At the late-night, black-tie dinner that followed the opening concert last fall, 400 classical music fans gathered at the Ballroom at Bayou Place for the evening that raised that raised $575,000 for symphony coffers.

Houston Symphony executive director and CEO John Mangum launched the unconventional 2020-21 season by welcoming symphony musicians back to the stage, greeting the in-house and at-home audiences and introducing the symphony board’s new chair and president John Rydman. Further, Mangum hosted the evening for which he provided informative analyses of each musical selection and conducted an interview with concertmaster Yoonshin Song.

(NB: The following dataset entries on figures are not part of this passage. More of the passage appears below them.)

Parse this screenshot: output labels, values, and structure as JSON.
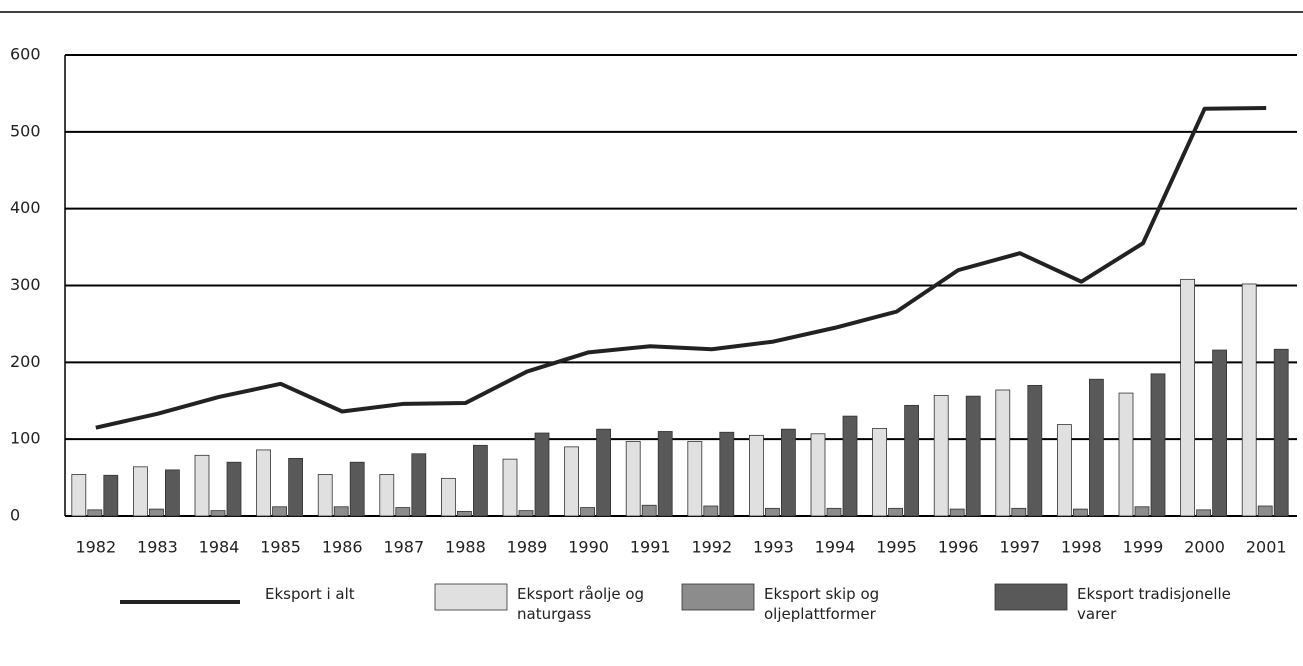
{
  "chart_data": {
    "type": "bar",
    "categories": [
      "1982",
      "1983",
      "1984",
      "1985",
      "1986",
      "1987",
      "1988",
      "1989",
      "1990",
      "1991",
      "1992",
      "1993",
      "1994",
      "1995",
      "1996",
      "1997",
      "1998",
      "1999",
      "2000",
      "2001"
    ],
    "series": [
      {
        "name": "Eksport i alt",
        "type": "line",
        "color": "#222222",
        "values": [
          115,
          133,
          155,
          172,
          136,
          146,
          147,
          188,
          213,
          221,
          217,
          227,
          245,
          266,
          320,
          342,
          305,
          355,
          530,
          531
        ]
      },
      {
        "name": "Eksport råolje og naturgass",
        "type": "bar",
        "color": "#e0e0e0",
        "values": [
          54,
          64,
          79,
          86,
          54,
          54,
          49,
          74,
          90,
          97,
          97,
          105,
          107,
          114,
          157,
          164,
          119,
          160,
          308,
          302
        ]
      },
      {
        "name": "Eksport skip og oljeplattformer",
        "type": "bar",
        "color": "#8c8c8c",
        "values": [
          8,
          9,
          7,
          12,
          12,
          11,
          6,
          7,
          11,
          14,
          13,
          10,
          10,
          10,
          9,
          10,
          9,
          12,
          8,
          13
        ]
      },
      {
        "name": "Eksport tradisjonelle varer",
        "type": "bar",
        "color": "#595959",
        "values": [
          53,
          60,
          70,
          75,
          70,
          81,
          92,
          108,
          113,
          110,
          109,
          113,
          130,
          144,
          156,
          170,
          178,
          185,
          216,
          217
        ]
      }
    ],
    "ylim": [
      0,
      600
    ],
    "yticks": [
      0,
      100,
      200,
      300,
      400,
      500,
      600
    ],
    "grid": true
  }
}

Song was the violinist and leader for a program that included works by three of today’s pre-eminent women composers — Jessie Montgomery’s Banner for string quartet and string orchestra (based on the Star Spangled Banner and Lift Ev’ry Voice and Sing), Keiko Abe’s Conversations in the Forest for marimba duo, and Jennifer Higdon’s Autumn Music for wind quintet — alongside Gabrieli’s Duodecimi Toni, Ravel’s Introduction and Allegro, and Vivaldi’s Concerto for Four Violins, in honor of event chair Sippi Khurana. 

While guests at home savored the concert, they also savored the City Kitchen dinner and charcuterie trays with wine selections paired by Rydman, who helms Spec’s Wines, Spirits, and Finer Foods. The City Kitchen dinner was included with ticket purchases.